The Performer/Entreprenuer

Since the early days of European opera, there have always been star performers.  Even though there were star singers, there were many more singers that were highly respected in their own communities and enjoyed life-long careers. One of the best examples of a classical musician who fit this description was Bach.  Bach was a famous organist and composer in the early 18th century. He made his living playing for various cathedrals, composing works for church services, and teaching on the side.  Bach is now a household name amongst musicians; Bach is famous.  However, he never toured extensively, he stayed where his primary gig was and if you wanted to hear his work, you had to go to him.

When the performing arts scene was growing in the United States in the 19th century, there were not enough home-grown artists to draw sizable crowds.  Wealthy business owners and aristocrats began arranging for star singers from Europe to come to the states and tour in productions and/or concerts.  The American performers’ idea of success was greatly influenced by these touring artists. Aspiring performers began to see success as equal to fame. But I don’t think that is necessarily true; I think we have all been brainwashed by the industry.  I believe that success is defined as being respected within a community for what you do. That community may be a metropolitan area or a small town, it may be a school in which you teach, it could be the church community in where you lead worship, or perhaps its an entire state and the theatres that you perform in. There is no reason you cannot be a respected and successful musician without being world famous, and it doesn’t mean you have to live like a pauper.  In fact, you can make a nice living.

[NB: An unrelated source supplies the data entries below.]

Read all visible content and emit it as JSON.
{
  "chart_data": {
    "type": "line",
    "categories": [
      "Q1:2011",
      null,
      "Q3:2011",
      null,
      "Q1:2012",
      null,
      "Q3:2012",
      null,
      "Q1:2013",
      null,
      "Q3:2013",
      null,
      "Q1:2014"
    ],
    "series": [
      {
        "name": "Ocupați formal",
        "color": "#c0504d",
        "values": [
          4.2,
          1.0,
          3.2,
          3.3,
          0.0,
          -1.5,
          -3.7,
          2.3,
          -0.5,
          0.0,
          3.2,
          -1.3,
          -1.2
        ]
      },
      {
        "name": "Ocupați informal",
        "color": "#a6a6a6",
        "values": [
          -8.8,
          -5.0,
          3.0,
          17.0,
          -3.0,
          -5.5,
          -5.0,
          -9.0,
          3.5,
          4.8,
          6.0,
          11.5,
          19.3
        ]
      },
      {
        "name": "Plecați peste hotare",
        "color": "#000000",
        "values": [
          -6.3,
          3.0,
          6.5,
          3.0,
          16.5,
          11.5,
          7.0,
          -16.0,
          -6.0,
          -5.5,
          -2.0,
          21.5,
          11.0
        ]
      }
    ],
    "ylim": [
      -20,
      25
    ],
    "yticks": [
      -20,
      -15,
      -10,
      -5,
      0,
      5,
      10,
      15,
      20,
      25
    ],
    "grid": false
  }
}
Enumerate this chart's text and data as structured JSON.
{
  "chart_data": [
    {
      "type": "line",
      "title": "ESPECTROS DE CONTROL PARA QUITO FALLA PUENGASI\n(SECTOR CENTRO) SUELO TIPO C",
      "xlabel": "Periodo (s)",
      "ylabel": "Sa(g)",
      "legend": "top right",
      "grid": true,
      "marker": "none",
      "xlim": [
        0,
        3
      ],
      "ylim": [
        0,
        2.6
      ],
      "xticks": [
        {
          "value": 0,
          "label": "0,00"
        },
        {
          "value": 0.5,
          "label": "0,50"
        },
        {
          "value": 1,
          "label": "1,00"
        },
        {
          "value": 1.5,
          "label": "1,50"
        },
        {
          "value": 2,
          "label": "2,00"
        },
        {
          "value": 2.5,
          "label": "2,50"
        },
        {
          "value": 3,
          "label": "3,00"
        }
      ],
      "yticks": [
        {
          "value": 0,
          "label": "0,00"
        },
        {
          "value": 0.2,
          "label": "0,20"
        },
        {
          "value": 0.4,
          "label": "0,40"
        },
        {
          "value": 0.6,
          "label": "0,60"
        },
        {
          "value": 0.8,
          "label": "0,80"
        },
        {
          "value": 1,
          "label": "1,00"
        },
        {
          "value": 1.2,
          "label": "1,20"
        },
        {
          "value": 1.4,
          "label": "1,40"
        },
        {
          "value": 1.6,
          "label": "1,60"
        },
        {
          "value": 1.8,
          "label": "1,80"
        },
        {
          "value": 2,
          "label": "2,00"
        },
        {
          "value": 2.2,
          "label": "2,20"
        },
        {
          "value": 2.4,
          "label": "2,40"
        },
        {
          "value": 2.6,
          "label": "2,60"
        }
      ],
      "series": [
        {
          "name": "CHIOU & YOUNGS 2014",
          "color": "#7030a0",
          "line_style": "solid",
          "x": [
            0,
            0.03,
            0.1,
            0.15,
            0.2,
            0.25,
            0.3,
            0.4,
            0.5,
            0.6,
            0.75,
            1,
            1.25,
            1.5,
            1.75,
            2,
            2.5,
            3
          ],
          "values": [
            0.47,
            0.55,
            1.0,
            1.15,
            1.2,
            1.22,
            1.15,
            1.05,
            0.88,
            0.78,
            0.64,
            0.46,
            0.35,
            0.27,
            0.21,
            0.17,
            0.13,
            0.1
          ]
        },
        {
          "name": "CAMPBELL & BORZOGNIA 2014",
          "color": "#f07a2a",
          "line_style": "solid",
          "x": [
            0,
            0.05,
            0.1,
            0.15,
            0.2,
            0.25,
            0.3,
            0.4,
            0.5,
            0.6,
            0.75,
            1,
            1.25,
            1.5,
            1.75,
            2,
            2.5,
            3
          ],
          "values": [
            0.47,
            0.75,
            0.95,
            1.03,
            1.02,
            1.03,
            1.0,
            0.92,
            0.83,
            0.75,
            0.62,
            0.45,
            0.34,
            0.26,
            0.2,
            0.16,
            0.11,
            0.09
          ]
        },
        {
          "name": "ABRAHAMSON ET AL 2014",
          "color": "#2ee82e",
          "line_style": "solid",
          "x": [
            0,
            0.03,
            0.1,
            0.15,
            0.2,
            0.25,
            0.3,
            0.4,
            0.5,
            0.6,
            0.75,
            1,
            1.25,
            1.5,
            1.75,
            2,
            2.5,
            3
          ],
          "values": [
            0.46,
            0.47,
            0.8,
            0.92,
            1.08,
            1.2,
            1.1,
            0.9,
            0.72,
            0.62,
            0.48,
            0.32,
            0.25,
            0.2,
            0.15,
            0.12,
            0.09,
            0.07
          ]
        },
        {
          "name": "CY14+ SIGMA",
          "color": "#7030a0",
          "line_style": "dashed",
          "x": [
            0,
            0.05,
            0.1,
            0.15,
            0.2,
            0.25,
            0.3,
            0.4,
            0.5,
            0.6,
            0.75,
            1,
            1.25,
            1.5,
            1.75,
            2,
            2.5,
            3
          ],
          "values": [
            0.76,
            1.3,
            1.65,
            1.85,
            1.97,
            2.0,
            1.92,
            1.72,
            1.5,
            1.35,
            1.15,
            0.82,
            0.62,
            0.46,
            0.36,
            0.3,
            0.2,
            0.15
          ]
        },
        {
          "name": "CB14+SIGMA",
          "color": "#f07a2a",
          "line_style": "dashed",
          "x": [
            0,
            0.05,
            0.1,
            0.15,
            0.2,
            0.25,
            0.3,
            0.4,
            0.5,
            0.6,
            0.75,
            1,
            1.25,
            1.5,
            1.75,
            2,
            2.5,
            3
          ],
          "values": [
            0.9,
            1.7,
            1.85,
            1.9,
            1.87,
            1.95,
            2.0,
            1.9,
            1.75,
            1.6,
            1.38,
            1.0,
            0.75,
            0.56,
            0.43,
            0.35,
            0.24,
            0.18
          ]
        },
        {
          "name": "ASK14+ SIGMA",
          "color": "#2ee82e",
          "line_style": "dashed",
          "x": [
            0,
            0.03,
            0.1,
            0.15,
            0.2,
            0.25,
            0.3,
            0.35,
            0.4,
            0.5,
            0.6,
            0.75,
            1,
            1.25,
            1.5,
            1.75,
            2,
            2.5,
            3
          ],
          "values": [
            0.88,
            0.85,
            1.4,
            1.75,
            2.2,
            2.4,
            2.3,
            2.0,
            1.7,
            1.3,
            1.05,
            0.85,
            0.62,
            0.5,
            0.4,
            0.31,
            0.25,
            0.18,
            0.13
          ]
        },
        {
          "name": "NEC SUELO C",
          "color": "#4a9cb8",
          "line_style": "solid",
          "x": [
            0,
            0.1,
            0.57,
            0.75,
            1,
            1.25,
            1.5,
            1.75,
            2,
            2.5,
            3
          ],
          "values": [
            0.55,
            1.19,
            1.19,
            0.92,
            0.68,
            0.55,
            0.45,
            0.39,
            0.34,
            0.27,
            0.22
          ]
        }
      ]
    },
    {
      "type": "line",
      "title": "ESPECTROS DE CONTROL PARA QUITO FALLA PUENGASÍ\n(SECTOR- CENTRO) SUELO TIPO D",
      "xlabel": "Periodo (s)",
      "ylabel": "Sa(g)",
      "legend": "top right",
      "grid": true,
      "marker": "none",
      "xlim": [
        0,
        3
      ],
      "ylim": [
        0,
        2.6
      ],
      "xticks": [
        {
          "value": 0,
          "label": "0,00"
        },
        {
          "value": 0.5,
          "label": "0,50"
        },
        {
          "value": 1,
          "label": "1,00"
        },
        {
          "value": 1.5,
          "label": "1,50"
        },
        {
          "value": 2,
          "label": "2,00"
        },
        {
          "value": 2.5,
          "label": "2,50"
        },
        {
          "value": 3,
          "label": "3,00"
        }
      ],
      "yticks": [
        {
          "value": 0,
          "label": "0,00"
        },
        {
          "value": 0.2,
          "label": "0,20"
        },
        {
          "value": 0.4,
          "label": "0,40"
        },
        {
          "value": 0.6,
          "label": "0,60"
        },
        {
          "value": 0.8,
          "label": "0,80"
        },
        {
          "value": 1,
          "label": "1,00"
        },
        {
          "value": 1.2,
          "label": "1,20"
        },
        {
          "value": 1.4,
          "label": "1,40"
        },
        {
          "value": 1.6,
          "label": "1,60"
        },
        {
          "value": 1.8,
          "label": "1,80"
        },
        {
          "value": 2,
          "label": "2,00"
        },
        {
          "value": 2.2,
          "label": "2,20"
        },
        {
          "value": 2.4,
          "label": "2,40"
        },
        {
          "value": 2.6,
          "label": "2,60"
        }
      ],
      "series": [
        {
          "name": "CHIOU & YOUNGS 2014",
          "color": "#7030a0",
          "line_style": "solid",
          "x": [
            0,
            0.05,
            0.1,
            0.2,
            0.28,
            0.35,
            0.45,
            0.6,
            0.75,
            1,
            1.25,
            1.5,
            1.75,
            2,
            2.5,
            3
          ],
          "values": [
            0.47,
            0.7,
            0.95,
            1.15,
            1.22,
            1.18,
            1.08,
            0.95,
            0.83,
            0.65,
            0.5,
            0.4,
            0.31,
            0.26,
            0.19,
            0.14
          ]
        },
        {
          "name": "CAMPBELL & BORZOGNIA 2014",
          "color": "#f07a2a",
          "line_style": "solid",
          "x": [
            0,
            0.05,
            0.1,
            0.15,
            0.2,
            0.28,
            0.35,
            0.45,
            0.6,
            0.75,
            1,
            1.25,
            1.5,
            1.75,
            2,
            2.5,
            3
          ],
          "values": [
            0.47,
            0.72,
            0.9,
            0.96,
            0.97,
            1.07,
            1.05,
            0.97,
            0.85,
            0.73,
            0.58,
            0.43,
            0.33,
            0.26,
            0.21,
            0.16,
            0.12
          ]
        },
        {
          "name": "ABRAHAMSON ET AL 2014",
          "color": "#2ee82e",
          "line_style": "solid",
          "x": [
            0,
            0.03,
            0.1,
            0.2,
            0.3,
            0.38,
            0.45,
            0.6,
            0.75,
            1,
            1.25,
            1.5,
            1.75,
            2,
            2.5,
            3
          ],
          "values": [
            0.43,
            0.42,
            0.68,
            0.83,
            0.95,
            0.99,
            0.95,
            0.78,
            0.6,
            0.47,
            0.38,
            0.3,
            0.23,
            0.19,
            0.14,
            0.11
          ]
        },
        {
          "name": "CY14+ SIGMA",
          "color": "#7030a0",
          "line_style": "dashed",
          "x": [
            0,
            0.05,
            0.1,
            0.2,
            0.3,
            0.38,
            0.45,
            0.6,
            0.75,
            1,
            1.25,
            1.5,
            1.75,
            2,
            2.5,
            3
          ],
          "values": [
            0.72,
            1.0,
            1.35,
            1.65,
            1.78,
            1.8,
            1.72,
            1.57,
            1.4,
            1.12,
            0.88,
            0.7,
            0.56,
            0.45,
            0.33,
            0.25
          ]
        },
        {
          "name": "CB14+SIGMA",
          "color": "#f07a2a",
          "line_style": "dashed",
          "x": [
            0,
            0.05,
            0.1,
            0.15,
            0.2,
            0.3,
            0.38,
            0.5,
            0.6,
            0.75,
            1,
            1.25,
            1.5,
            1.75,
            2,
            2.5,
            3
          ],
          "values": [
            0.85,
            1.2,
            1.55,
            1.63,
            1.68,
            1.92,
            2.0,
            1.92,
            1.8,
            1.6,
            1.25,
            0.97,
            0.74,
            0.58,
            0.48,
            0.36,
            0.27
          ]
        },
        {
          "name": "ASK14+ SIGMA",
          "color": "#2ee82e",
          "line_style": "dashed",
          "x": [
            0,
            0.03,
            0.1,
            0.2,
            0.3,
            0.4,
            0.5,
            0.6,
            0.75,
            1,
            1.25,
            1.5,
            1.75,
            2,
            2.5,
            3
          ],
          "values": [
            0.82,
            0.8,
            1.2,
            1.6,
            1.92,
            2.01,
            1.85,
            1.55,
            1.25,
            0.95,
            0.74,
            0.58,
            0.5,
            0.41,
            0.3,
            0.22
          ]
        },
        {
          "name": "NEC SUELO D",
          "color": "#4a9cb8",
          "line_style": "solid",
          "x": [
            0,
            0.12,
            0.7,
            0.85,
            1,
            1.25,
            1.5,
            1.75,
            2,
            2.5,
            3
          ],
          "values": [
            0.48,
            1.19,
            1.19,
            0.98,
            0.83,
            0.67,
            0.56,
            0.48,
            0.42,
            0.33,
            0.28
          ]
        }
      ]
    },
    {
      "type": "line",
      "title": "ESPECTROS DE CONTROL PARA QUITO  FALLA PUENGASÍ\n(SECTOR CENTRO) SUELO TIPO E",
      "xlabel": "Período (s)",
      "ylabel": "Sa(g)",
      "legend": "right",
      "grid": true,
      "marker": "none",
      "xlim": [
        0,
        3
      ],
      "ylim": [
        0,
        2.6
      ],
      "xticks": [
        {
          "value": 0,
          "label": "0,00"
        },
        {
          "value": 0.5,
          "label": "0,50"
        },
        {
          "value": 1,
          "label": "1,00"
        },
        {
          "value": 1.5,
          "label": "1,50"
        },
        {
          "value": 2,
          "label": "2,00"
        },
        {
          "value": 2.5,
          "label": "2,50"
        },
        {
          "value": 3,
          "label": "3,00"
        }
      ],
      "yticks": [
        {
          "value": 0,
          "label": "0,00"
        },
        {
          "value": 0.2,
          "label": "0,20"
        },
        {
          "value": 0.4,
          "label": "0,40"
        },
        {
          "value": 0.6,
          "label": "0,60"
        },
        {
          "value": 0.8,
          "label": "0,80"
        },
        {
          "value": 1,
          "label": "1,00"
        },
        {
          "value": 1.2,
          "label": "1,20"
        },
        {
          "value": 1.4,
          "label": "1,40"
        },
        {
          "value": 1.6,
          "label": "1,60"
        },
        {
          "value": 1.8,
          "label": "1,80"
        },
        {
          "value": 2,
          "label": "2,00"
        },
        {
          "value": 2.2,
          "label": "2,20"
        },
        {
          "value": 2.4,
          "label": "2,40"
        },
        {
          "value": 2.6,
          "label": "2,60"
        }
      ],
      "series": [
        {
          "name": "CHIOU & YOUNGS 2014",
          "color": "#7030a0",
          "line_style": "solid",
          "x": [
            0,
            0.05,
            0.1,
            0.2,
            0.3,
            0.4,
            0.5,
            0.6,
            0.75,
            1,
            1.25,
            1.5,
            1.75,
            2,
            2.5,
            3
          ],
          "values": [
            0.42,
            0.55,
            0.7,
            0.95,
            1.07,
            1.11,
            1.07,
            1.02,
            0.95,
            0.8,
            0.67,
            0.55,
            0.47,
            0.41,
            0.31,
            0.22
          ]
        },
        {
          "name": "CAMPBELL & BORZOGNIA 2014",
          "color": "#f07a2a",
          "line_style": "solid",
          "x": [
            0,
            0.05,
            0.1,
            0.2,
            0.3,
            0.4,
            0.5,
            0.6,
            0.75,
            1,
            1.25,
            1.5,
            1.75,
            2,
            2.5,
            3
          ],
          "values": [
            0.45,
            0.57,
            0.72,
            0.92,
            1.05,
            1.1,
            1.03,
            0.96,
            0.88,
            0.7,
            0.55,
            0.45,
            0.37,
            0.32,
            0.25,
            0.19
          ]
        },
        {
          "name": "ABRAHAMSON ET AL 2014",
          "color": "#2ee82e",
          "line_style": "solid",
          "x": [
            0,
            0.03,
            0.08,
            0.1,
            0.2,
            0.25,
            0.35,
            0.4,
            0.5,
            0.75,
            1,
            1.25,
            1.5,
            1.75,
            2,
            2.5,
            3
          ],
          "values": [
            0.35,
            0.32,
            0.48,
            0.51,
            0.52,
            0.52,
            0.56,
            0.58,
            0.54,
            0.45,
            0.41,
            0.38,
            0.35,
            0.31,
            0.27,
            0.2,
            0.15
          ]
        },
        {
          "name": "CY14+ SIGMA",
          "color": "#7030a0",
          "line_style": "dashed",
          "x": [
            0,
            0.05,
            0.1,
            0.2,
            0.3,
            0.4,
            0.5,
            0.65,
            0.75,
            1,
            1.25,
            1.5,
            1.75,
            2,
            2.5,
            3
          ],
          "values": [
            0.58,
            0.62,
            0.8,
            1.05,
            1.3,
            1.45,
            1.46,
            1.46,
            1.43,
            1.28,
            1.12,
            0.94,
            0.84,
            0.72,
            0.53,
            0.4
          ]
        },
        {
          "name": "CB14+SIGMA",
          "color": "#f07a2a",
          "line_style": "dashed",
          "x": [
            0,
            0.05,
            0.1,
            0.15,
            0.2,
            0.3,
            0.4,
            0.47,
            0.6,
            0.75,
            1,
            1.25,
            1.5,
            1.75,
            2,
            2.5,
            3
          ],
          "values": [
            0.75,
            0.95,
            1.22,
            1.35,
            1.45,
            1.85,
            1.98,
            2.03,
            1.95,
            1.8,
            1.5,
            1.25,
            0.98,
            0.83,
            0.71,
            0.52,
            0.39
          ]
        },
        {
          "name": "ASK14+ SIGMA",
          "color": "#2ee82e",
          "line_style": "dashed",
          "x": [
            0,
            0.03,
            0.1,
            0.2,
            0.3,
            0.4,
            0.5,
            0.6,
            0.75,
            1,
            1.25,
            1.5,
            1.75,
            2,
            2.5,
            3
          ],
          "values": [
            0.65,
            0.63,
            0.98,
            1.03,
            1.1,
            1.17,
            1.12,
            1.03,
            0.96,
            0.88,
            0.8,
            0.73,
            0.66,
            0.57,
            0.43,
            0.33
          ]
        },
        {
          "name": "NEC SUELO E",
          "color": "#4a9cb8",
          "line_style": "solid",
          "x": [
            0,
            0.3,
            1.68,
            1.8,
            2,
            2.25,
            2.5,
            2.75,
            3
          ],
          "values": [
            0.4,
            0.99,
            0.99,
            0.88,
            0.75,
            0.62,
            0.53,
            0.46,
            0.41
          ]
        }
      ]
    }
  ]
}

Let’s take a look at a possible scenario.  Let’s say you decide to start your own business in a large town where there are plenty of opportunities for singers and musicians.

  • You teach twenty hours each week at $50 per hour (a combination of half-hours and hour long lessons). If you play piano, guitar, or another instrument, these lessons will probably include a combination of voice and whatever other instrument(s) you can teach. Don’t be scared to teach piano to children just because you are not a concert pianist.  If you can teach a child to read music and play from the first few piano books of any published series, you will easily be able to offer lessons to those clients. =$1,000 per week
  • On the weekends, you pick up a gig singing at a local church. = $100 per week
  • One night a week, you perform at a local venue. =$100 per week.
  • Finally, if you learn to use basic multi-track recording software, you can record simple demos and audition recordings for local singers.  You could easily learn to do this with books and resources that are readily available online.  With a small investment, you could also purchase the equipment necessary to record local band, orchestra, and choir concerts at area schools and then sell copies to the students’ parents and relatives. You could probably eventually book at least four hours each week at $40 an hour. = $160 per week.

While this may not be the big glamorous career that most young singers dream of, it is nothing to sneer at.  If you combine the weekly income from above over the course of 42 weeks, you could be earning $57,120 per year with 10 weeks of vacation.  If you worked 48 weeks a year, you could be looking at an income of  $65,280.  Eventually you could rent a retail space, hire other musicians, yoga instructors, and dance instructors to teach under your management and easily earn over $100,000 a year! After a Broadway performer has paid his/her agent 10%, they are looking at $1,578 per week unless they are a star. Your salary as an entrepreneur would be comparable. Considering that you will probably be living in a town that is much cheaper than NYC, you may enjoy a higher standard of living than if you lived in New York.

The moral of the story is to not let your ego get in the way of your life-long success in the performing arts.  If the stress of performing begins to take the fun out of life, don’t be ashamed to consider an alternative definition of success.  You may end up earning a better living and having more fun in the long run.